In line with our findings, previous studies have shown that 50% of patients with stroke, regardless the severity or subtype, present with deficits in executive function[7],[8]. Studies have already reported the correlation between executive function and motor (physical) function[3],[4],[5],[11]. Our study corroborates this view and adds original information on the influence of executive function on oral food intake after stroke. No previous study had evaluated the potential association of executive function and oral food intake in stroke. Food intake impairment following stroke had been associated with spatial and time disorientation and language disorders[11],[12]. In other neurological diseases, mainly neurodegenerative diseases, changes in executive function have been implicated in complications related to swallowing[16],[17].
It is well known that swallowing consists of intrinsically-related stages divided into anticipatory, preparatory, oral, pharyngeal and esophageal. While the first three stages are considered voluntary, the remaining two are involuntary. Although swallowing is primarily mediated by the structures of the brainstem, multiple cerebral cortex regions play a key role in its regulation[25],[26]. Indeed, functional magnetic resonance studies suggest multiple cortical representation in the swallowing process, including the prefrontal cortices implicated in executive functions[25]. Accordingly, our study suggests a role of executive function in oral food intake after stroke.
Our study has several limitations that must be considered. We could not establish a cause-effect relationship between the variables, due to the cross-sectional nature of the study. The current study indicates a significant association between executive function and food intake, possibly suggesting a role of executive function in swallowing control in acute ischemic stroke. However, future longitudinal studies are necessary to confirm this assumption. Another limitation is the absence of data on the previous cognitive performance of the patients. Although patients with past neurological diagnoses, including dementia, were excluded, it was not possible to completely rule out previous sub-clinical cognitive and/or executive dysfunction. As we also excluded patients with aphasia due to its influence on cognitive tests that are based on verbal skills, patients with right hemisphere lesions were overrepresented in our sample, limiting the generalizability of the current findings.
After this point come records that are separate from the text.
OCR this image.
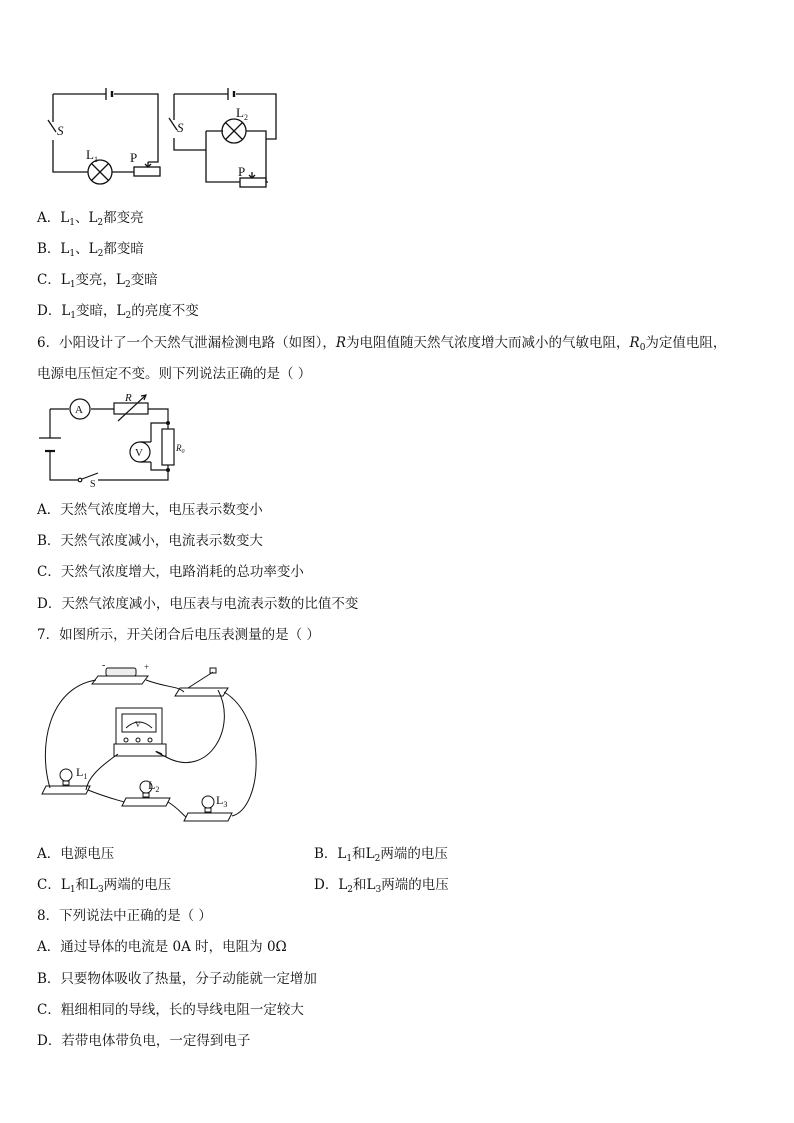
S
$L_1$ P
S
$L_2$
P
A．$L_1$、$L_2$都变亮
B．$L_1$、$L_2$都变暗
C．$L_1$变亮，$L_2$变暗
D．$L_1$变暗，$L_2$的亮度不变
6．小阳设计了一个天然气泄漏检测电路（如图），R为电阻值随天然气浓度增大而减小的气敏电阻，$R_0$为定值电阻，
电源电压恒定不变。则下列说法正确的是（ ）
A
R
V	$R_0$
S
A．天然气浓度增大，电压表示数变小
B．天然气浓度减小，电流表示数变大
C．天然气浓度增大，电路消耗的总功率变小
D．天然气浓度减小，电压表与电流表示数的比值不变
7．如图所示，开关闭合后电压表测量的是（ ）
-	+
V
$L_1$
$L_2$
$L_3$
A．电源电压	B．$L_1$和$L_2$两端的电压
C．$L_1$和$L_3$两端的电压	D．$L_2$和$L_3$两端的电压
8．下列说法中正确的是（ ）
A．通过导体的电流是 0A 时，电阻为 0Ω
B．只要物体吸收了热量，分子动能就一定增加
C．粗细相同的导线，长的导线电阻一定较大
D．若带电体带负电，一定得到电子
It is worth mentioning that laterality may affect the efficiency of cognitive functions[27]. Formal education is an important variable to be considered in the evaluation of cognitive functions, especially in the elderly population[18]
-
[20]. The low educational level of our sample is a striking feature. In this regard, our sample significantly differs from stroke studies carried out in Europe and North America. Conversely, it is in line with neuroepidemiological studies from Brazil and other developing countries[27],[28]. This aspect highlights the need for local studies, and a more critical view of overseas studies.
In conclusion, oral food intake is influenced by executive function in the acute phase of ischemic stroke.